L’ umano oltre la webcam

Molti si sono preparati con corsi di formazione specifica. Abilitati. Molti di più si sono addestrati sul campo giorno dopo giorno. Assoldati. I più ci sono entrati dopo rigorose selezioni. Arruolati. Ma chi veramente era pronto per la scuola a distanza?
La scuola italiana è un universo di cui si dice di tutto e di più: chi dice che abbia un percorso formativo eccellente, chi la combatte perché classista, chi la biasima perché non up-to-date, chi sottolinea l’assenza di fondi che ti impedisce perfino la carta igienica nei bagni (se poi c’è, ci pensano gli studenti che, si sa, non han riguardo delle cose della scuola: è testimoniato da stratificazioni di chewin-gum sotto ai banchi), figuriamoci la didattica individualizzata per competenze e i compiti di realtà.
La scuola italiana è un’enciclopedia di sigle: il MIUR sforna linee guida fitte fitte di norme per il POF che presto diventa PTOF, ci sono PDP e BES tra settembre e novembre, il PEI va rivisto poi nel PAI a maggiogiugno e il RAV controlla tutti ogni tre anni. Se ne perdi una devi rileggere il tomo delle sigle da capo. Adesso per esempio è tempo di DAD.
Anche qui gli studenti fanno la parte della lepre: cacciano i docenti fuori dalle videolezioni in Meet, sanno meglio di te come funzionano i docs, inventano il bar della scuola online. E i docenti arrancano come lente tartarughe: chi usa una piattaforma e chi un’altra e il terzo un’altra ancora, chi la webcam non sa accenderla e chi non può perché a casa con due figli adolescenti, un universitario e un bebè, la messa in piega di un mese fa e il monte bianc…heria da stirare è meglio di no. Chi si preoccupa di come fare con i voti, chi vuole evitare gli scopiazzamenti dei compiti. Chi non ha neppure una buona connessione. Già: anche gli studenti pluridotati di smartphone hanno poca connessione. E finiscono i giga.
La verità è che la Didattica A Distanza mette a nudo tutti: rivela la povertà di mezzi, lo scarso sviluppo delle telecomunicazioni in alcune aree del Paese, le difficoltà e le povertà delle famiglie, la pigrizia di alcuni studenti e il timore di alcuni docenti. Ma svela soprattutto l’industriosità di questi e quelli, l’amore e la passione per il sapere, per la disciplina ma anche per la relazione.

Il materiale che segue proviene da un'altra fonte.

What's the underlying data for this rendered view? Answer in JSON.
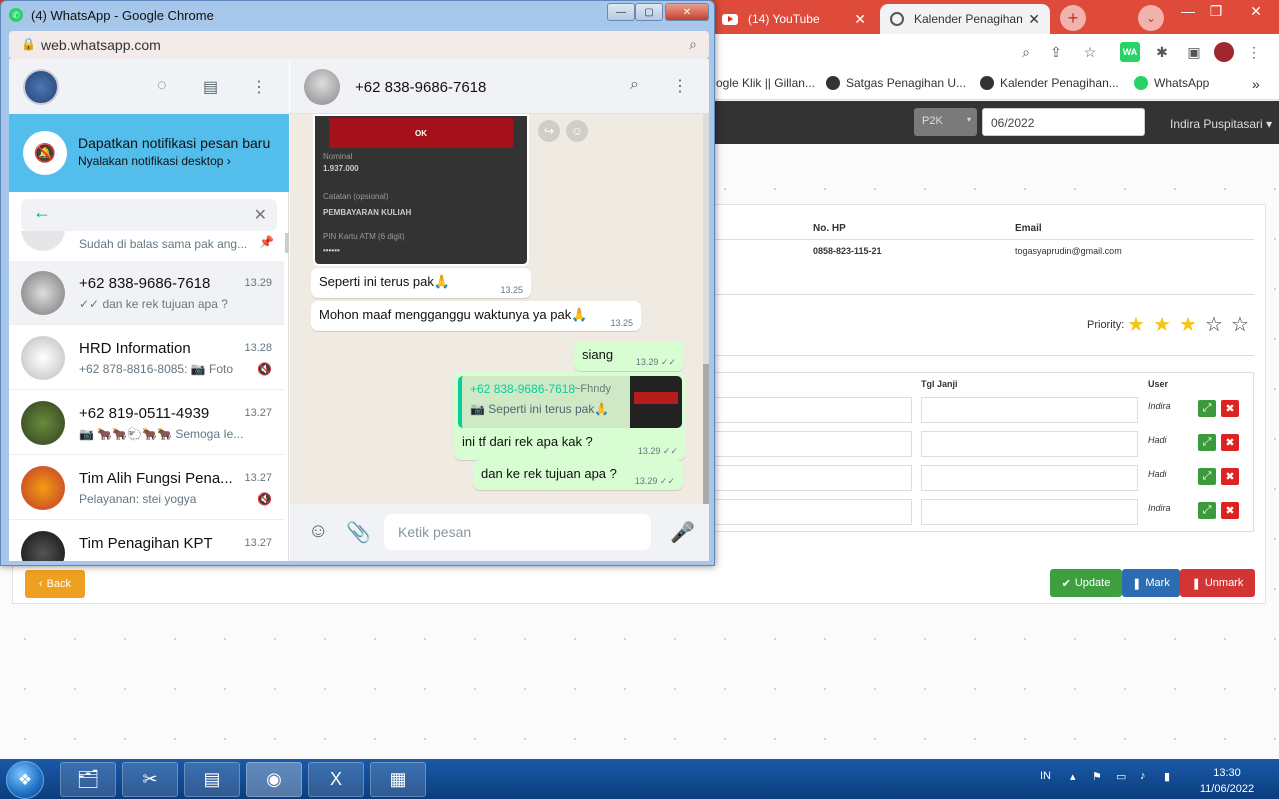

Il docente scopre che vale la pena essere morbido sulle scadenze purché il lavoro sia fatto con rigore, il discente si sorprende della nostalgia per esercizi gessetti e registro.
“Umana cosa”: così inizia il Decameron di Boccaccio ed è l’ultimo passo che ho letto in presenza con i miei allievi di terza. Umana cosa è anche la DAD: la scuola è cosa da uomini liberi, anche in isolamento.